- Location: Haliburton County, Ontario
- Coordinates: 45°10′36″N 78°16′25″W﻿ / ﻿45.1767°N 78.2736°W
- Type: lake
- Part of: Ottawa River drainage basin
- Primary outflows: unnamed stream to Fourcorner Lake
- Basin countries: Canada
- Max. length: 390 metres (1,280 ft)
- Max. width: 300 metres (980 ft)
- Surface area: 4.14 hectares (10.2 acres)
- Surface elevation: 453 metres (1,486 ft)

= Weepine Lake =

Weepine Lake (lac Weepine) is a small lake in the municipality of Dysart et al, Haliburton County in Central Ontario, Canada.

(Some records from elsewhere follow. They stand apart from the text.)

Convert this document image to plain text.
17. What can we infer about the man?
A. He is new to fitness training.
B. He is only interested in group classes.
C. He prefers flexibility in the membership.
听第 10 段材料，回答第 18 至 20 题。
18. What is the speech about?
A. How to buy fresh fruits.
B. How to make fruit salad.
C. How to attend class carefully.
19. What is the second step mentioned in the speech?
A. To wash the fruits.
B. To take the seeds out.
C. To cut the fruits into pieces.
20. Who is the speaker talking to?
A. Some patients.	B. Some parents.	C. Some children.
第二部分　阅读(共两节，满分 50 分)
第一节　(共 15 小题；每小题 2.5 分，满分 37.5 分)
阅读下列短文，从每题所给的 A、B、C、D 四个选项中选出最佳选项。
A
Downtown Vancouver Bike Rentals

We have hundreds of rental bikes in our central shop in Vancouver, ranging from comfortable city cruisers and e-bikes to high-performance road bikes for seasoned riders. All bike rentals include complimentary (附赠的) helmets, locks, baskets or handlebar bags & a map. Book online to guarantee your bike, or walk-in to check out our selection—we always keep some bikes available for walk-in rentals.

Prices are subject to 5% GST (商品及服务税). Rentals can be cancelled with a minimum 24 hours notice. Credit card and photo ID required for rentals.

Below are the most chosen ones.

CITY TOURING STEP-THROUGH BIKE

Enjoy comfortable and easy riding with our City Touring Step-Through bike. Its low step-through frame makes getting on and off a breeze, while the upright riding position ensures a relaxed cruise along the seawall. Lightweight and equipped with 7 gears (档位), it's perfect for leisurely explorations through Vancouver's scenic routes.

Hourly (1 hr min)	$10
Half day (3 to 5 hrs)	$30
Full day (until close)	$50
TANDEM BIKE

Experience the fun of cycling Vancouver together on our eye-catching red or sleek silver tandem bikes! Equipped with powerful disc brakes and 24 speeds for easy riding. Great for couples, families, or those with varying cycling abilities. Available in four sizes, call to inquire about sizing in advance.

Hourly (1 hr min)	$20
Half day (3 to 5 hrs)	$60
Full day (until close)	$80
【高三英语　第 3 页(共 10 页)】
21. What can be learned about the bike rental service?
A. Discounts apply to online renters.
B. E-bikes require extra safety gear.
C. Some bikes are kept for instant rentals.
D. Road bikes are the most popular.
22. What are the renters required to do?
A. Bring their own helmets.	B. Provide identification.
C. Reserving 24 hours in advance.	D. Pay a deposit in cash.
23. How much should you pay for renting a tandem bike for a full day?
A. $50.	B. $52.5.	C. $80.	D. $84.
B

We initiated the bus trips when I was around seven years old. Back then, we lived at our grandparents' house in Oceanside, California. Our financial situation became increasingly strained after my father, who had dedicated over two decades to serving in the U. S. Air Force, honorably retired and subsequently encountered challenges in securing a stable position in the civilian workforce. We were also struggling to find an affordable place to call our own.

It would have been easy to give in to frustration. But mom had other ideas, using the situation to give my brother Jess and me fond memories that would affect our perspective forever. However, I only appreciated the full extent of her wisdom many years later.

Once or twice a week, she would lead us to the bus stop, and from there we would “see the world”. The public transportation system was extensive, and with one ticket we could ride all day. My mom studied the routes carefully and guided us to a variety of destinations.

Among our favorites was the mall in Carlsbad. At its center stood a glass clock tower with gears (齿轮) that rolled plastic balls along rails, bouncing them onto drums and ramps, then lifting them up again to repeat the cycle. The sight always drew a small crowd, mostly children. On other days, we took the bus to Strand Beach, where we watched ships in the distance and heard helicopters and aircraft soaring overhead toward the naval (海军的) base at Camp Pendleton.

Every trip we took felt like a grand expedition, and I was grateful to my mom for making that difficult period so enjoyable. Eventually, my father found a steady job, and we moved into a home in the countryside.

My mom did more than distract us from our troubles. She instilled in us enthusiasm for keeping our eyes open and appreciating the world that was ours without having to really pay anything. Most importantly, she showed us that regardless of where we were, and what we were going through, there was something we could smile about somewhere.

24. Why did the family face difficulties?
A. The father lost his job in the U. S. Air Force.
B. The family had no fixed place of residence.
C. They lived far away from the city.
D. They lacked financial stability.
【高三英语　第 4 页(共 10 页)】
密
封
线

It is within Algonquin Provincial Park and is part of the Ottawa River drainage basin.

==Geography==
Weepine Lake has an area of 4.14 ha and lies at an elevation of 453 m. It is 390 m long and 300 m wide. The nearest named community is Kennaway, 8.5 km to the east.

There two unnamed inflows, one at the north and one at the west. The primary outflow, at the south end of the lake, is an unnamed stream that flows south to Fourcorner Lake. Fourcorner Lake flows via Fourcorner Creek, Benoir Lake, the York River and the Madawaska River to the Ottawa River.